Plain Dealer (Cleveland), Final Edition; West Edition
SECTION: NATIONAL; Pg. A1
BYLINE: Joel Rutchick, Plain Dealer Reporter
Bratenahl, OH
Property room can’t account for years’ worth of seized drugs, weapons, money
Police chief responds
Bratenahl Police Chief Paul Falzone said most discrepancies in the property room are the result of poor record keeping. Falzone said he has “retooled” the property room to prevent future problems.
“We found out we had a problem,” Falzone said. “We fixed it.”
At least eight guns, thousands of dollars and large quantities of cocaine and heroin confiscated from suspects over the last decade are missing from the Bratenahl police property room, a Plain Dealer investigation has found.
The drugs and guns do not appear on property-room inventories. And there is no record the village disposed of the contraband, which would explain its disappearance.

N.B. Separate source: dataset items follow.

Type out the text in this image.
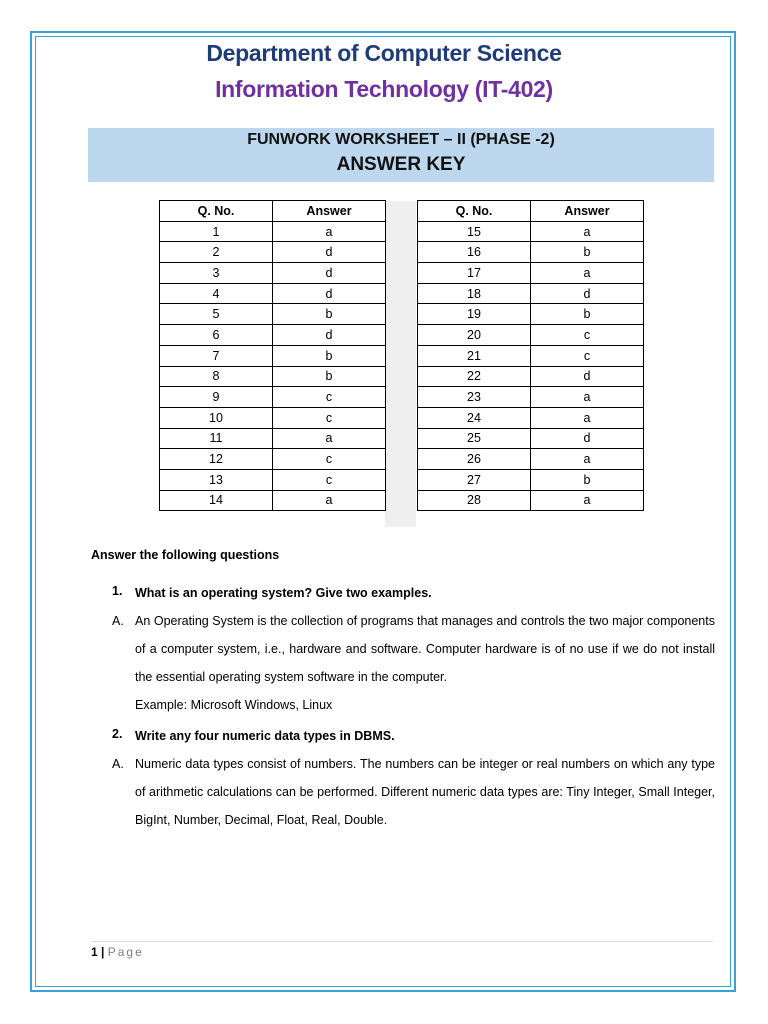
Department of Computer Science
Information Technology (IT-402)
FUNWORK WORKSHEET – II (PHASE -2)
ANSWER KEY
Q. No.	Answer
1	a
2	d
3	d
4	d
5	b
6	d
7	b
8	b
9	c
10	c
11	a
12	c
13	c
14	a
Q. No.	Answer
15	a
16	b
17	a
18	d
19	b
20	c
21	c
22	d
23	a
24	a
25	d
26	a
27	b
28	a
Answer the following questions
1. What is an operating system? Give two examples.
A. An Operating System is the collection of programs that manages and controls the two major components of a computer system, i.e., hardware and software. Computer hardware is of no use if we do not install the essential operating system software in the computer.
Example: Microsoft Windows, Linux
2. Write any four numeric data types in DBMS.
A. Numeric data types consist of numbers. The numbers can be integer or real numbers on which any type of arithmetic calculations can be performed. Different numeric data types are: Tiny Integer, Small Integer, BigInt, Number, Decimal, Float, Real, Double.
1 | Page
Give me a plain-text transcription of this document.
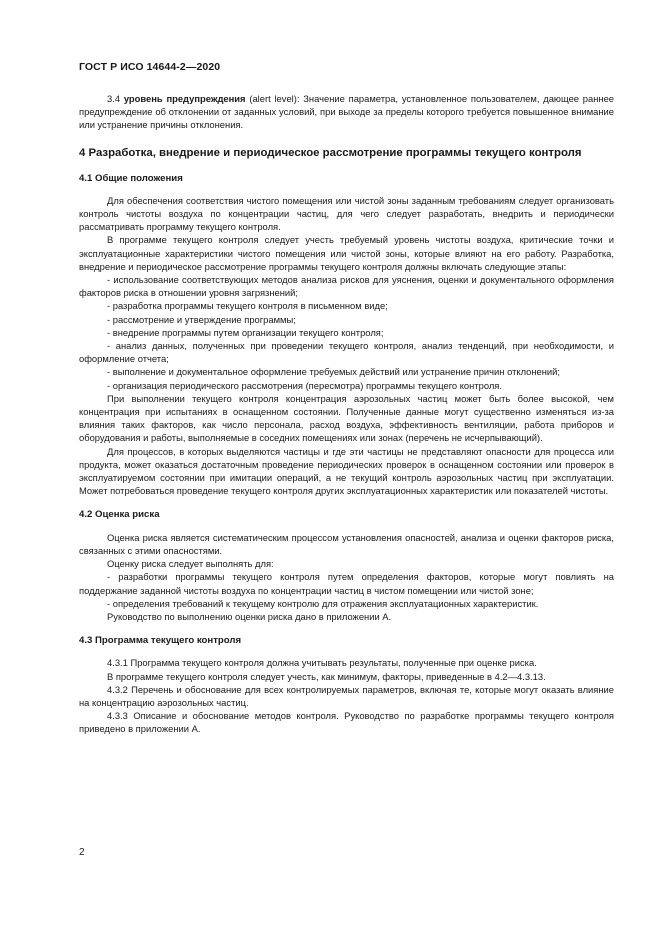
ГОСТ Р ИСО 14644-2—2020

3.4 уровень предупреждения (alert level): Значение параметра, установленное пользователем, дающее раннее предупреждение об отклонении от заданных условий, при выходе за пределы которого требуется повышенное внимание или устранение причины отклонения.

4 Разработка, внедрение и периодическое рассмотрение программы текущего контроля
4.1 Общие положения

Для обеспечения соответствия чистого помещения или чистой зоны заданным требованиям следует организовать контроль чистоты воздуха по концентрации частиц, для чего следует разработать, внедрить и периодически рассматривать программу текущего контроля.

В программе текущего контроля следует учесть требуемый уровень чистоты воздуха, критические точки и эксплуатационные характеристики чистого помещения или чистой зоны, которые влияют на его работу. Разработка, внедрение и периодическое рассмотрение программы текущего контроля должны включать следующие этапы:

- использование соответствующих методов анализа рисков для уяснения, оценки и документального оформления факторов риска в отношении уровня загрязнений;

- разработка программы текущего контроля в письменном виде;

- рассмотрение и утверждение программы;

- внедрение программы путем организации текущего контроля;

- анализ данных, полученных при проведении текущего контроля, анализ тенденций, при необходимости, и оформление отчета;

- выполнение и документальное оформление требуемых действий или устранение причин отклонений;

- организация периодического рассмотрения (пересмотра) программы текущего контроля.

При выполнении текущего контроля концентрация аэрозольных частиц может быть более высокой, чем концентрация при испытаниях в оснащенном состоянии. Полученные данные могут существенно изменяться из-за влияния таких факторов, как число персонала, расход воздуха, эффективность вентиляции, работа приборов и оборудования и работы, выполняемые в соседних помещениях или зонах (перечень не исчерпывающий).

Для процессов, в которых выделяются частицы и где эти частицы не представляют опасности для процесса или продукта, может оказаться достаточным проведение периодических проверок в оснащенном состоянии или проверок в эксплуатируемом состоянии при имитации операций, а не текущий контроль аэрозольных частиц при эксплуатации. Может потребоваться проведение текущего контроля других эксплуатационных характеристик или показателей чистоты.

4.2 Оценка риска

Оценка риска является систематическим процессом установления опасностей, анализа и оценки факторов риска, связанных с этими опасностями.

Оценку риска следует выполнять для:

- разработки программы текущего контроля путем определения факторов, которые могут повлиять на поддержание заданной чистоты воздуха по концентрации частиц в чистом помещении или чистой зоне;

- определения требований к текущему контролю для отражения эксплуатационных характеристик.

Руководство по выполнению оценки риска дано в приложении А.

4.3 Программа текущего контроля

4.3.1 Программа текущего контроля должна учитывать результаты, полученные при оценке риска.

В программе текущего контроля следует учесть, как минимум, факторы, приведенные в 4.2—4.3.13.

4.3.2 Перечень и обоснование для всех контролируемых параметров, включая те, которые могут оказать влияние на концентрацию аэрозольных частиц.

4.3.3 Описание и обоснование методов контроля. Руководство по разработке программы текущего контроля приведено в приложении А.

2
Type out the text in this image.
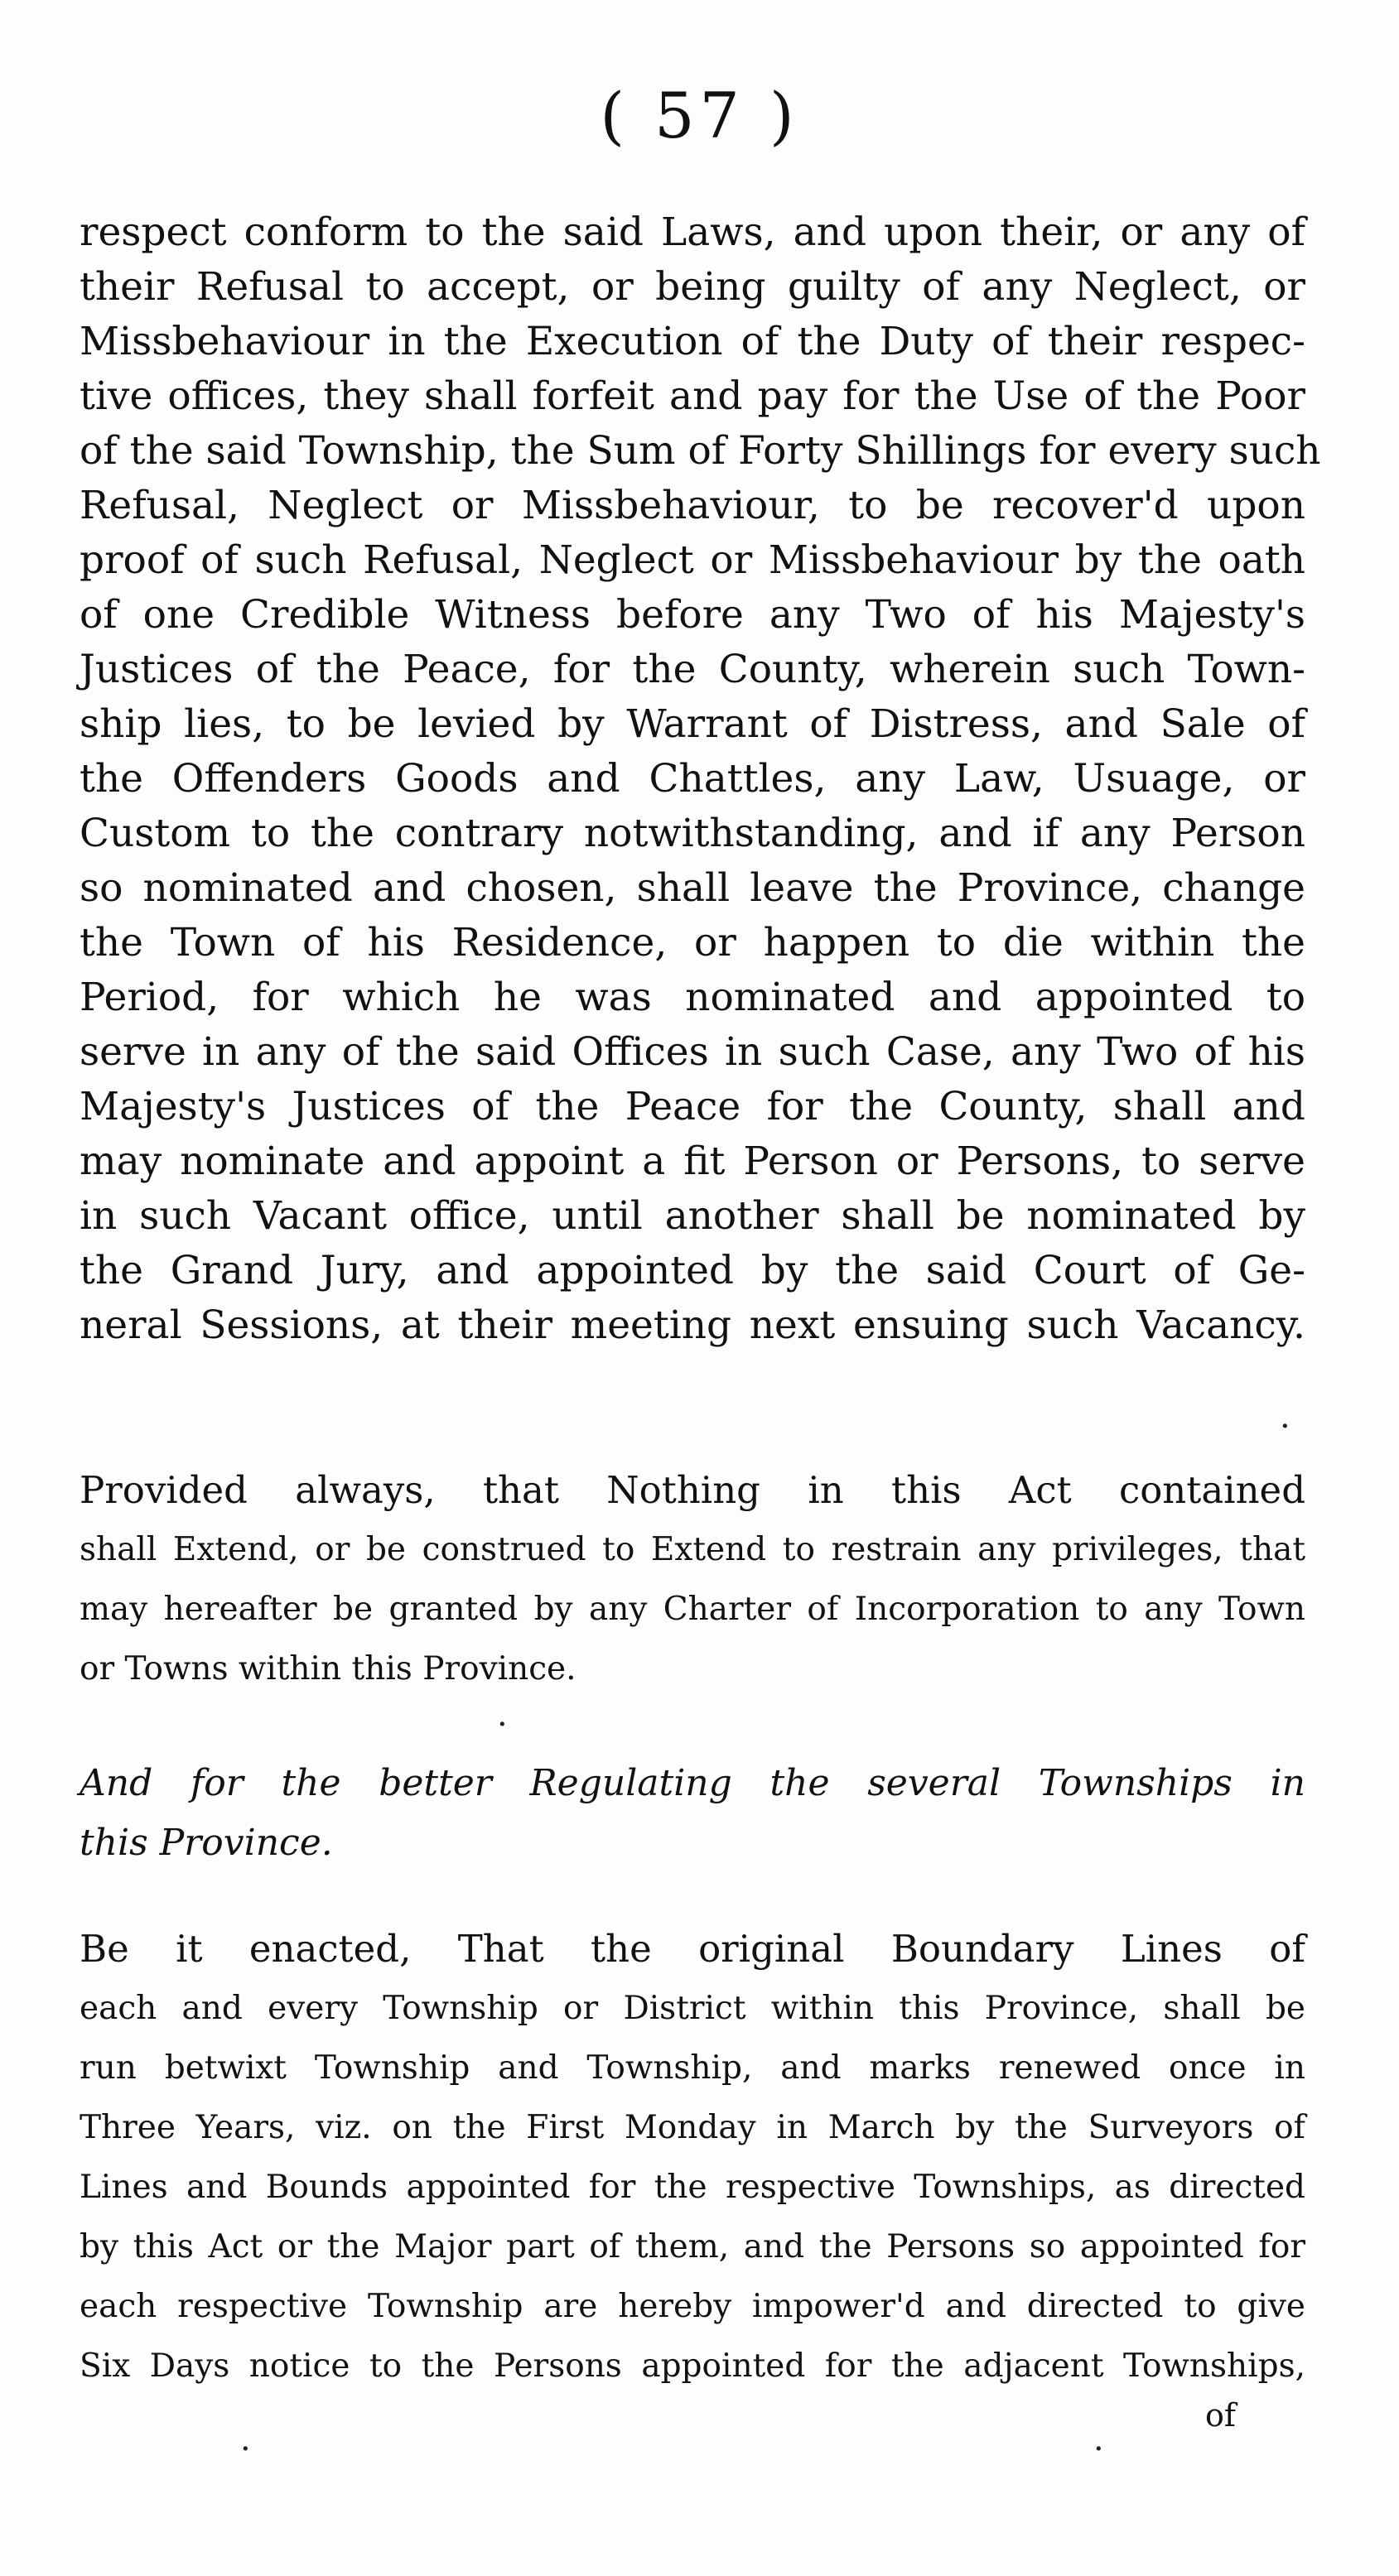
( 57 )
respect conform to the said Laws, and upon their, or any of
their Refusal to accept, or being guilty of any Neglect, or
Missbehaviour in the Execution of the Duty of their respec-
tive offices, they shall forfeit and pay for the Use of the Poor
of the said Township, the Sum of Forty Shillings for every such
Refusal, Neglect or Missbehaviour, to be recover'd upon
proof of such Refusal, Neglect or Missbehaviour by the oath
of one Credible Witness before any Two of his Majesty's
Justices of the Peace, for the County, wherein such Town-
ship lies, to be levied by Warrant of Distress, and Sale of
the Offenders Goods and Chattles, any Law, Usuage, or
Custom to the contrary notwithstanding, and if any Person
so nominated and chosen, shall leave the Province, change
the Town of his Residence, or happen to die within the
Period, for which he was nominated and appointed to
serve in any of the said Offices in such Case, any Two of his
Majesty's Justices of the Peace for the County, shall and
may nominate and appoint a fit Person or Persons, to serve
in such Vacant office, until another shall be nominated by
the Grand Jury, and appointed by the said Court of Ge-
neral Sessions, at their meeting next ensuing such Vacancy.
Provided always, that Nothing in this Act contained
shall Extend, or be construed to Extend to restrain any privileges, that
may hereafter be granted by any Charter of Incorporation to any Town
or Towns within this Province.
And for the better Regulating the several Townships in
this Province.
Be it enacted, That the original Boundary Lines of
each and every Township or District within this Province, shall be
run betwixt Township and Township, and marks renewed once in
Three Years, viz. on the First Monday in March by the Surveyors of
Lines and Bounds appointed for the respective Townships, as directed
by this Act or the Major part of them, and the Persons so appointed for
each respective Township are hereby impower'd and directed to give
Six Days notice to the Persons appointed for the adjacent Townships,
of
·
·
·
·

In addition, there is no evidence that thousands of dollars in cash that police seized in drug-related crimes went into the village treasury, as required.
It is impossible to say definitively if anything else is missing because the evidence room log covering nearly five years also has disappeared. That log itemized contraband seized between 1999 and 2004.
The Plain Dealer identified some of what is missing through other records.
The Ohio Bureau of Criminal Identification and Investigation is probing the operation of the evidence room.
A federal expert in gun tracing called the Police Department’s apparent loss of confiscated weapons “a breach of public trust.”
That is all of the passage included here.